The likes of Lynas (and its expanded product line from 2025), Iluka, Northern Minerals, and Arafura (Nolans) are starting to be felt globally, along with projects in the US, Canada, southern Africa, Sweden, and Norway.
Chinese interests tried to sneak a takeover of Northern Minerals before being stopped by the Australian government last month.
China is obviously starting to feel the heat, and it has reacted defensively by restricting exports of some rare minerals, such as germanium and gallium.
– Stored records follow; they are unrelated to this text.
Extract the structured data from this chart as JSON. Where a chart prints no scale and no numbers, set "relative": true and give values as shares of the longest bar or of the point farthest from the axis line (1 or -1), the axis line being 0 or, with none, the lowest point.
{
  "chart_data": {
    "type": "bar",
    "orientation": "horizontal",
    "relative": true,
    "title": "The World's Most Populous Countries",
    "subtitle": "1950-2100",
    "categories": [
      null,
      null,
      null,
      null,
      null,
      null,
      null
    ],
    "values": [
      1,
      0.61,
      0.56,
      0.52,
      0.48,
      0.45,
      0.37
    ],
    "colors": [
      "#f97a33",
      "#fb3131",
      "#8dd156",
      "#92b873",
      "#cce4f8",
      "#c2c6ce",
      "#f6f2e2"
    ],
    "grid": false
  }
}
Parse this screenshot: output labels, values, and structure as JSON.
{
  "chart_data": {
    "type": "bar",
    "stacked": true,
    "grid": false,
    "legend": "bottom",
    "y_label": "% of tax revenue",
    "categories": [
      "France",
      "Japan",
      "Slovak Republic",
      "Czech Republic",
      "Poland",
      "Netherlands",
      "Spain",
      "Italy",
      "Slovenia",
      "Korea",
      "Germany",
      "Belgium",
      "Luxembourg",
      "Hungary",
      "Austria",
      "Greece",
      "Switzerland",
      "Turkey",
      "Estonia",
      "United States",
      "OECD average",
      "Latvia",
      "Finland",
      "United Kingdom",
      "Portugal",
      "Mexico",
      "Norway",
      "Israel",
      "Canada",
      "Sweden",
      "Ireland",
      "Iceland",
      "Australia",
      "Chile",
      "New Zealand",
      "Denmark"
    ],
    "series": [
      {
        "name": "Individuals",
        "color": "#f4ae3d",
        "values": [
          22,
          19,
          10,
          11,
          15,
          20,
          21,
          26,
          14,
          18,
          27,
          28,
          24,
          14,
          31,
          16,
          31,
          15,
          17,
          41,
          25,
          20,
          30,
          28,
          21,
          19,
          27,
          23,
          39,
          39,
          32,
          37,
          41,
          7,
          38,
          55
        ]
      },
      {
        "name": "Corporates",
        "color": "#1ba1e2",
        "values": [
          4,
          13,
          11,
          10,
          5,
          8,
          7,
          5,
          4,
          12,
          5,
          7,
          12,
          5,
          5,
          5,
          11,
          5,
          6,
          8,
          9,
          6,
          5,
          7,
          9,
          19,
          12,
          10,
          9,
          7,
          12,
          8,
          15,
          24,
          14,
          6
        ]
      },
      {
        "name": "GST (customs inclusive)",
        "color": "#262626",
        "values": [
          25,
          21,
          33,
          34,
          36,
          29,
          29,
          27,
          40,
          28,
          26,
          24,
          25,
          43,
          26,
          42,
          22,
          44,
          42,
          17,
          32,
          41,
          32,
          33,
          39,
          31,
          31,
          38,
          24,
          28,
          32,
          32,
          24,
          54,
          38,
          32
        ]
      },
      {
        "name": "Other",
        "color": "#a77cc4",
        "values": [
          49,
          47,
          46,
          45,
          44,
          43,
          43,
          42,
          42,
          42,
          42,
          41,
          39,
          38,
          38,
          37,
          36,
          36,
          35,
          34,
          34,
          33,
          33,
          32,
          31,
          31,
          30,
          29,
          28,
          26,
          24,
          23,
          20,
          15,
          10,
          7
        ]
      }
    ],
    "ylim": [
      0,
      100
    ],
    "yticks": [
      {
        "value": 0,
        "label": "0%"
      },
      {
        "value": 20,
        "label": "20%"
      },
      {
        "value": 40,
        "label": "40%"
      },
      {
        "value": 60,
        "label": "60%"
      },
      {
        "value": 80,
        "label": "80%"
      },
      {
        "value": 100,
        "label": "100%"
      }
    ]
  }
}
Now, the controls are being expanded.
For a tightly controlled, Communist Party-run country, it's odd that ownership has never been made explicit for such a key mineral.
On Saturday, the Chinese government unveiled a list of rare earth regulations aimed at protecting supplies in the name of national security.
The new rules, which start on October 1, will cover the mining, smelting, and trade in rare earths used to make products from magnets in electric vehicles to consumer electronics.
The regulations, issued by the State Council or cabinet, state that rare earth resources belong to the state, and that the government will oversee the development of the industry around rare earths.
That’s a group of 17 minerals, of which China has, in recent years, become the world's dominant producer, accounting for nearly 90% of global refined output.
Their global industrial significance is such that, under a law that entered into force in May, the EU set ambitious 2030 targets for domestic production of minerals crucial in the green transition—particularly rare earths due to their use in permanent magnets that power motors in EVs and wind energy.
The EU sees demand rising sixfold in the decade to 2030 and sevenfold by 2050.
The new Chinese regulations state the State Council will establish a rare earth product traceability information system.
Enterprises operating in rare earth mining, smelting, separation, and the export of rare earth products will be required to establish a product flow record system, shall "truthfully" record the flow, and shall enter it into the traceability system, the State Council said in a statement on Saturday.
China already last year introduced restrictions on exports of the elements germanium and gallium, used widely in the chip-making sector, citing the need to protect national security and interests.
It also banned the export of technology to make rare earth magnets, in addition to imposing a ban on technology to extract and separate rare earths.
Those rules fanned fears that restrictions in rare earth supplies might increase tensions with the West, particularly the United States, which accuses China of using economic coercion to influence other countries. Beijing denies the claim.
China's rare earth regulations also come as the EU gears up to impose provisional tariffs on Chinese EVs on July 4 to protect the 27-state bloc from what it says is a flood of EVs produced with unfair state subsidies, though both sides have said they plan talks on the proposed tariffs.